Vingt-neuf monnaies africaines se sont dépréciées dans un contexte de forte volatilité économique mondiale, entraînant une hausse du coût du service de la dette extérieure ainsi que des importations de produits essentiels, selon un rapport conjoint présenté en marge de la 58e session de la Commission économique pour l’Afrique (CEA) à Tanger.
Publié par la Banque africaine de développement (BAD), la Commission de l’Union africaine, le Programme des Nations Unies pour le développement (PNUD) et la Commission économique des Nations Unies pour l’Afrique (CEA), le document révélant la dépréciation de 29 monnaies africaines met en garde contre les effets du conflit au Moyen-Orient sur les économies africaines.
Selon le rapport, la flambée des prix de l’énergie, des denrées alimentaires et des engrais — exacerbée par les tensions géopolitiques — accentue les pressions inflationnistes et fragilise davantage les économies du continent. Les prix mondiaux du pétrole ont ainsi progressé de plus de 50 % à fin mars.
Les perturbations des chaînes d’approvisionnement énergétique dans le Golfe affectent notamment l’accès à des intrants agricoles clés comme l’ammoniac et l’urée, en pleine période de semis, faisant peser des risques accrus sur la production agricole et la sécurité alimentaire, en particulier dans les pays dépendants des importations.
« La poursuite et l’escalade du conflit aggravent l’instabilité mondiale, avec de sérieuses répercussions sur les marchés de l’énergie, la sécurité alimentaire et la résilience économique, en particulier en Afrique », a déclaré Mahmoud Ali Youssouf.
Le rapport souligne que les chocs actuels se propagent plus rapidement que lors des crises précédentes, laissant aux économies africaines peu de marge d’ajustement et appelant à des réponses politiques urgentes.

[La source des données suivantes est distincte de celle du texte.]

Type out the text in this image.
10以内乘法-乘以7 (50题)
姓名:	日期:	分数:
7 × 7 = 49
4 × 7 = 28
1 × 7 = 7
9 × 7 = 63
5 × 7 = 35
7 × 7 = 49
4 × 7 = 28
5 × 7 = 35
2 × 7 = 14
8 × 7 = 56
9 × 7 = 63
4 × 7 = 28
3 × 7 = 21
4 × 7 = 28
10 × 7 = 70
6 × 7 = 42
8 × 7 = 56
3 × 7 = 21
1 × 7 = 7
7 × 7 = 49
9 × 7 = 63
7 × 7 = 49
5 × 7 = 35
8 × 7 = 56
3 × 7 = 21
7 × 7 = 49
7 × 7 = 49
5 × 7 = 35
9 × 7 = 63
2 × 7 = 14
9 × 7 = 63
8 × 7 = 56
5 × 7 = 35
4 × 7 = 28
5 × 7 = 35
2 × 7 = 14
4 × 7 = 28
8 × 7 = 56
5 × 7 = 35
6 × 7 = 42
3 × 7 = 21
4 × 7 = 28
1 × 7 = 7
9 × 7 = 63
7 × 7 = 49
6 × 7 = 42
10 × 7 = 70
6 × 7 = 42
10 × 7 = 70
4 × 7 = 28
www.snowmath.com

Pour Claver Gatete, cette situation constitue « un tournant » pour le continent, qui doit accélérer sa transition vers la sécurité énergétique, la souveraineté alimentaire et l’autonomie financière.
Les institutions partenaires appellent à une action coordonnée autour de trois axes : des mesures immédiates pour protéger les ménages et stabiliser les approvisionnements, des réformes à moyen terme pour renforcer la sécurité énergétique et le commerce régional, notamment dans le cadre de la ZLECAf, et des réformes structurelles visant à accroître la mobilisation des ressources intérieures.
« À mesure que les crises mondiales se multiplient, la réponse de l’Afrique doit évoluer, passant de la gestion des chocs à la construction de la résilience », a souligné Sidi Ould Tah.
Les auteurs du rapport estiment que le renforcement de l’intégration régionale et l’accélération des solutions financières africaines seront déterminants pour permettre au continent de faire face aux chocs futurs et de réduire sa vulnérabilité économique.